• [object Object]@lemmy.ca
    link
    fedilink
    arrow-up
    7
    ·
    edit-2
    12 hours ago

    Secure communication/networking on windows or macOS is just bad opsec.

    They both have hidden certs, and non VPN activity that can be trivially correlated back to you, especially if you have OS services (can see and bypass your VPN) mixed with something like iCloud (goes over VPN).

    All iDevices have a unique ID, which is hidden from apps only if you turn on tracking prevention. I don’t know the situation with Windows, I assume it’s just as bad or worse.

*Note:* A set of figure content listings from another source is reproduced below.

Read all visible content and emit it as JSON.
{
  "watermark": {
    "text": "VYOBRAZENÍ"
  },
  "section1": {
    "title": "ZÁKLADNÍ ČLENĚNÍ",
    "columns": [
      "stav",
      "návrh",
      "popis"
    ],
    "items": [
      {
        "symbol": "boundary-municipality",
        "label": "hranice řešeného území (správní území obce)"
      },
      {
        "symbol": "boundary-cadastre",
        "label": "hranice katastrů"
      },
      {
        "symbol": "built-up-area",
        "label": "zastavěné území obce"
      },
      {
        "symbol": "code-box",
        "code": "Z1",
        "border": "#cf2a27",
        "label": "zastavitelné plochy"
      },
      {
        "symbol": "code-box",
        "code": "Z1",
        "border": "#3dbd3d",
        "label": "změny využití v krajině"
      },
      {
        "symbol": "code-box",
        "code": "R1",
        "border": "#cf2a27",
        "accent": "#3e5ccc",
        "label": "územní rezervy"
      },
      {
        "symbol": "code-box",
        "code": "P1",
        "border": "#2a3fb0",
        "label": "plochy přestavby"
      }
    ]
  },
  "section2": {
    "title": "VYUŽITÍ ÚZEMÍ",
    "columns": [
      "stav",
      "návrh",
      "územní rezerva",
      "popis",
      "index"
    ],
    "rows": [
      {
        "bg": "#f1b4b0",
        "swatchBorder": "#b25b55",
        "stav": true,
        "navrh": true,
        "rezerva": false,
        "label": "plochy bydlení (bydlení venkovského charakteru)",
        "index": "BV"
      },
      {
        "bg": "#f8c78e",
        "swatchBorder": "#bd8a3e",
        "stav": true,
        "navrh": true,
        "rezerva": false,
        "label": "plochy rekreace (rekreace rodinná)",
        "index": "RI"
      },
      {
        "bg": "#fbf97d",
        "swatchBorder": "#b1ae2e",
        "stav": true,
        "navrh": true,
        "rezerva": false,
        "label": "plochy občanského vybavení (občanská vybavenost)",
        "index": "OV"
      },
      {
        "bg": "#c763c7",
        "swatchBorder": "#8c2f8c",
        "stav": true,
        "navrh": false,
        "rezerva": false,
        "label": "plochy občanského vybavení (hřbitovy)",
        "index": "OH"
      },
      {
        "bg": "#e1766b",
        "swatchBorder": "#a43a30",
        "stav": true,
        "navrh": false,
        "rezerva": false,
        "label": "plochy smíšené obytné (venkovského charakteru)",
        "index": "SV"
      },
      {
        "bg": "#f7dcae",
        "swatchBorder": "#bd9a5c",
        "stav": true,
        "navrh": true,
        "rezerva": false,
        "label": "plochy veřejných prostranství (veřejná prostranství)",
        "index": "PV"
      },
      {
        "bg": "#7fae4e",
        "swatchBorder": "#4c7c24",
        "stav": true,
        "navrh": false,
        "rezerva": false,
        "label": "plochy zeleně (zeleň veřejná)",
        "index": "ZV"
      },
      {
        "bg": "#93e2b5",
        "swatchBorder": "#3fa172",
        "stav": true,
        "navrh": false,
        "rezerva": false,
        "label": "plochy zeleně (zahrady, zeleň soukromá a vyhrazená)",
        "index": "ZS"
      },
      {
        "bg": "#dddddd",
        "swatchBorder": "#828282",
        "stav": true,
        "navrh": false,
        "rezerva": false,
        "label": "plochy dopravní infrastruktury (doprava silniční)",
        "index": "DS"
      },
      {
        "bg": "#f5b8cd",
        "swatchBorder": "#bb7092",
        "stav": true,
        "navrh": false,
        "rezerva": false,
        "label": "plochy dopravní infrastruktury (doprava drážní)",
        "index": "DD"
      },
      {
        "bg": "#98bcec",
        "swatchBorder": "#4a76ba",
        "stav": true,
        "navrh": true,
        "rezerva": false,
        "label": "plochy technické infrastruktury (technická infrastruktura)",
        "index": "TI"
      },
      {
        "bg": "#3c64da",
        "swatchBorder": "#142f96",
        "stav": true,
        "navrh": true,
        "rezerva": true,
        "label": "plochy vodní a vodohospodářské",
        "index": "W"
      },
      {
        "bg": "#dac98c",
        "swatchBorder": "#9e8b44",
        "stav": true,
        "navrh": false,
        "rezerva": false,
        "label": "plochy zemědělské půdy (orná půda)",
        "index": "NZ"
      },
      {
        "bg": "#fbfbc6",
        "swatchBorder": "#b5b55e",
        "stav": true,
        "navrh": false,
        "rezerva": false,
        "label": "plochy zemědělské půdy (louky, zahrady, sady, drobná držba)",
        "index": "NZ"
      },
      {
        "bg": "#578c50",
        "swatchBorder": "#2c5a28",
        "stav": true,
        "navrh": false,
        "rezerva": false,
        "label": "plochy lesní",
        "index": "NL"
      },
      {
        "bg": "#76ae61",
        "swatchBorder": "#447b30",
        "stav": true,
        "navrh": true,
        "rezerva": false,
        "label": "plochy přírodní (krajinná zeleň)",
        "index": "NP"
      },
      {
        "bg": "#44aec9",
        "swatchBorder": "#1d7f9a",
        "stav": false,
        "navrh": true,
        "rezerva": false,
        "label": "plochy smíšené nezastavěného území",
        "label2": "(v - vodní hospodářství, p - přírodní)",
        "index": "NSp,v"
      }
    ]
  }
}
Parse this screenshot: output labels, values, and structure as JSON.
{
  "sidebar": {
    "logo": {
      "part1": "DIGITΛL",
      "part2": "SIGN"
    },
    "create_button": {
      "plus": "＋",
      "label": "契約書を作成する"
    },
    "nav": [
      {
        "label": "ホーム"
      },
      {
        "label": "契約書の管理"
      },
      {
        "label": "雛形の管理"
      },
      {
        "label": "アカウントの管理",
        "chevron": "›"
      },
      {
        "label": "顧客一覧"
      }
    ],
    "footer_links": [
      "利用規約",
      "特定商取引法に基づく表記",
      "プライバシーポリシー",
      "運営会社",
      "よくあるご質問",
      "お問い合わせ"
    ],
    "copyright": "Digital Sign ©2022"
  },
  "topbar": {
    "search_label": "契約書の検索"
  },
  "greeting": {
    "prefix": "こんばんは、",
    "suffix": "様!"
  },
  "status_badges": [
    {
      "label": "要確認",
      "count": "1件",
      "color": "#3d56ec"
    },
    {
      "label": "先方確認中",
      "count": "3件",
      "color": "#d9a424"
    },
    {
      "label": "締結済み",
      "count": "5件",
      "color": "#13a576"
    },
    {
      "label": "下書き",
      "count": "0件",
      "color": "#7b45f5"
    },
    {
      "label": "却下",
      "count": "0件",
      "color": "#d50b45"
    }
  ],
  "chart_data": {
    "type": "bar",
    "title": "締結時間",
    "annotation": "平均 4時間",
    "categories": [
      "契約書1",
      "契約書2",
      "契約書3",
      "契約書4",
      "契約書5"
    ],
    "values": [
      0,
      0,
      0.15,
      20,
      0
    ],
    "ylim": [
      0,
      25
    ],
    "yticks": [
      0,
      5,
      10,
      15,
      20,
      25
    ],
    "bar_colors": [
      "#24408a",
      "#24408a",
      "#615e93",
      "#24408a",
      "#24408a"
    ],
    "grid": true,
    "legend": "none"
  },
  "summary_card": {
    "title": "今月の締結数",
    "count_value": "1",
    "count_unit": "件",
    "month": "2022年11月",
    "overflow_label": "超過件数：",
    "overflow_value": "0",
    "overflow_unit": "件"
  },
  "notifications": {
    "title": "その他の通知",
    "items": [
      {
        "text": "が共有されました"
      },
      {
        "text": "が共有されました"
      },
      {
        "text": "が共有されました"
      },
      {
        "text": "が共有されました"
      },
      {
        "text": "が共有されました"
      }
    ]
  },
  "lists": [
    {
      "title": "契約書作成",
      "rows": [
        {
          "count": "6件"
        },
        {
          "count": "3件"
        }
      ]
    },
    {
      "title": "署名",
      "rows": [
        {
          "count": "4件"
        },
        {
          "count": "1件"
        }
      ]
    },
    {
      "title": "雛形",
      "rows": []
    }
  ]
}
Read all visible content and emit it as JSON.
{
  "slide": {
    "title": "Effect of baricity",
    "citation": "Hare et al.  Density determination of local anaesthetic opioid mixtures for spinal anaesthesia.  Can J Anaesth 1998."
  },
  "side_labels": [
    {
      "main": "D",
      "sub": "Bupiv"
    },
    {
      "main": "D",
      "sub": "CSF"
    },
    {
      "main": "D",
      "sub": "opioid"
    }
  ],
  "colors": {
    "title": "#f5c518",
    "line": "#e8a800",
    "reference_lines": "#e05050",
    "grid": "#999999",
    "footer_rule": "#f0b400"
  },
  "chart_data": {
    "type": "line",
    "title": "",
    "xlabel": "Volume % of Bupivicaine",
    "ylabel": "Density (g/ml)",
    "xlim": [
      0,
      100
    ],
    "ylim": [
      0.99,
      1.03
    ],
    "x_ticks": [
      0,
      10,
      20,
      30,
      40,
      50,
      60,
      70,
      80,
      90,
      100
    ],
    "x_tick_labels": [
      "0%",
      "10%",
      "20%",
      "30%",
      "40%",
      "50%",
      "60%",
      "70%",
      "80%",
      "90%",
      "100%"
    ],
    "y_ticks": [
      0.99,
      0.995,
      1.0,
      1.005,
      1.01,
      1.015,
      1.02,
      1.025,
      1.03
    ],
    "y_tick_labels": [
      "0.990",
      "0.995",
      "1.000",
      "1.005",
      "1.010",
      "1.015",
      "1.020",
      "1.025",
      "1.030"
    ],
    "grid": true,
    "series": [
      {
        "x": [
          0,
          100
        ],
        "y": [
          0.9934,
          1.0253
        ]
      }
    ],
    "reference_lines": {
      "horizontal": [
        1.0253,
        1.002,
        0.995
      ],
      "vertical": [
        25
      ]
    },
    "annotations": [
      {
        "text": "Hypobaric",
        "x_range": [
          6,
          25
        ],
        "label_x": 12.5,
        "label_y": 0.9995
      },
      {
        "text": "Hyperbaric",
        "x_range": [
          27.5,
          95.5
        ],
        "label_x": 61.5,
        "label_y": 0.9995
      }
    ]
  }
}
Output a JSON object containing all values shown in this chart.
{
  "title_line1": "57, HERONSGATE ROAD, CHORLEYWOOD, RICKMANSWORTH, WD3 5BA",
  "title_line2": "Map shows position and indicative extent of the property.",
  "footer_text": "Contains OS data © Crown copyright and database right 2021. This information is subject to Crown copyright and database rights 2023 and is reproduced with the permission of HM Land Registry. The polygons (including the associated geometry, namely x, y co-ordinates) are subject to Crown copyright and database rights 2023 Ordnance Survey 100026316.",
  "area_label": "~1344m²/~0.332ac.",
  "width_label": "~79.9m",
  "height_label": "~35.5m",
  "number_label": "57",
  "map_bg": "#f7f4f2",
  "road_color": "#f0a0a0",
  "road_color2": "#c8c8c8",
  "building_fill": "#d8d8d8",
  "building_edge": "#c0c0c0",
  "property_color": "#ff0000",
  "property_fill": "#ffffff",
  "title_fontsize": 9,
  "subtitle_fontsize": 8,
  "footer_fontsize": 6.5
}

    If I were a hacker I would be using something like a customized Sway DE and a stripped back distribo.

    Also worth nothing: on macOS EVERY binary you run gets fingerprinted and sent to Apple. Again, I don’t know that Windows does this, but I’d assume it’s the same. It’s for security — probably not your security though.

    —-

    ETA: the Hack the Planet chain included is hilarious lol.

    But what script kiddy shit is using ngrok to tunnel on the servers?

    1. Ngrok stores logs. They’re not a hacking tool, they’re going to log and comply.
    2. Did they install the Microsoft Store version!?! I can’t tell if the app told ngrok the GUID or ngrok shared the networking events and Microsoft had that all logged to the GUID
    3. They put a ton of trust in their VPN, which stores logs.
    4. They left a massive trail of breadcrumbs here. Reused Gmail account, reused phone numbers, reused proxy server.

    I’m surprised that the install of ngrok on the servers didn’t immediately set off alarms before they even got to exfiltrating data. But with PAAS and containers, I’m not shocked.

    Maybe I shouldn’t write this comment for fear it’ll be construed as encouraging hackers, that’s not my goal. I am not a hacker, I’ve never hacked anything. I just find this shockingly stupid, but I suppose they are young.

    If I were a criminal I would probably also avoid posting diamond crusted jewellery and wads of cash online.

    I am surprised how much of your network logs Microsoft keeps around. That’s insane they were able to link the GUID to both ngrok and the hotel.